Après Octobre-89, il s’investira dans l’association El Djahidiya – lancée par Tahar Ouettar – qui s’est voulu, dans un premier temps, un espace d’expression pluriel (d’où aussi à un moment, je crois, l’adhésion de Tahar Djaout). Plus tard, ce sera une autre triste histoire… De cette époque, je n’ai, hélas, pas de grands souvenirs de la fréquentation de Youcef Sebti. Je l’ai revu de loin en loin, pris que j’étais dans le nouveau paysage médiatique et, par la suite, par le climat délétère imposé par le terrorisme. Après l’assassinat du Président Boudiaf le 29 juin 1992, ce grand lecteur avait reformulé à sa manière la phrase que Tomasi di Lampedusa prête, dans le Guépard, au prince Salina. « Nous croyions que la libéralisation allait permettre beaucoup de choses. Mais, ce sont ceux qui ont tiré profit de l’ancien système qui s’en sortiront dans le prochain», confie-t-il dans un entretien (Mohamed Ziane-Khodja, juillet, 1992).

Dans le recueil d’Evtouchenko, Sebti avait souligné ces vers : «Les Etats ne sont neufs que vus de l’extérieur /Tout est vieux jusqu’à l’épouvante/ Et c’est toujours l’ancienne Egypte,/Hélas ! Quelques mois plus tard, ce « petit homme malingre, à barbiche de Lénine, visage émacié, frêle… », selon l’écrivain Jamal Eddine Bencheikh. Il est retrouvé assassiné une nuit de décembre dans son modeste appartement de l’Institut national d’agronomie d’El-Harrach avec lequel il faisait corps. Au mur de sa chambre était fixée une reproduction du tableau dantesque des massacres du « Tres de Mayo » de Goya… Youcef Sebti croyait en la force des idées, dans la richesse des débats contradictoires. Il était loin du sectarisme ou de l’unanimisme ambiants…

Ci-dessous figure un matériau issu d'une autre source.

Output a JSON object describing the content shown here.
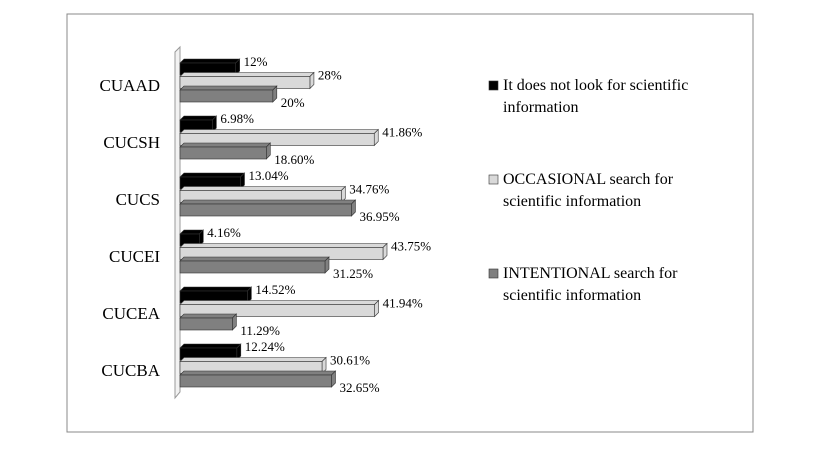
{
  "chart_data": {
    "type": "bar",
    "orientation": "horizontal",
    "categories": [
      "CUAAD",
      "CUCSH",
      "CUCS",
      "CUCEI",
      "CUCEA",
      "CUCBA"
    ],
    "series": [
      {
        "name": "It does not look for scientific information",
        "color": "#000000",
        "values": [
          12,
          6.98,
          13.04,
          4.16,
          14.52,
          12.24
        ],
        "value_labels": [
          "12%",
          "6.98%",
          "13.04%",
          "4.16%",
          "14.52%",
          "12.24%"
        ]
      },
      {
        "name": "OCCASIONAL search for scientific information",
        "color": "#d9d9d9",
        "values": [
          28,
          41.86,
          34.76,
          43.75,
          41.94,
          30.61
        ],
        "value_labels": [
          "28%",
          "41.86%",
          "34.76%",
          "43.75%",
          "41.94%",
          "30.61%"
        ]
      },
      {
        "name": "INTENTIONAL search for scientific information",
        "color": "#808080",
        "values": [
          20,
          18.6,
          36.95,
          31.25,
          11.29,
          32.65
        ],
        "value_labels": [
          "20%",
          "18.60%",
          "36.95%",
          "31.25%",
          "11.29%",
          "32.65%"
        ]
      }
    ],
    "xlim": [
      0,
      50
    ],
    "legend": "right"
  }
}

A tel point qu’il ne mesurait pas l’aspérité de ses propos difficiles à classer dans les grilles de lecture convenues de son époque. Son anticonformisme intellectuel le condamnait en fait à la solitude. C’était un compagnon de route incommode. Il lui arrivait de me raccompagner chez moi dans sa R4 bleue. Et j’en profitais pour lui poser des questions plus ou moins dérangeantes. Je n’ai pas retenu ses réponses mais je puis dire qu’il restait d’un calme imperturbable. Il y avait de la candeur dans ce jeune homme éternel. Sa passion de justice éclipsait les contrastes de son discours. En cela, il demeurera un vrai poète. Youcef Sebti résumait dans une formule son credo et la vocation de toute une génération poétique : « Nous transmettons ce que chacun d’entre nous a pu arracher au mutisme d’un présent torride.» Il avait prédit : «Quelqu’un viendra de très loin/Et réclamera sa part de bonheur/Et vous accusera d’un malheur.» On peut espérer pour le bonheur des nouvelles générations algériennes qu’a été entendu quelque part le petit «paysan futé» (Jean Sénac).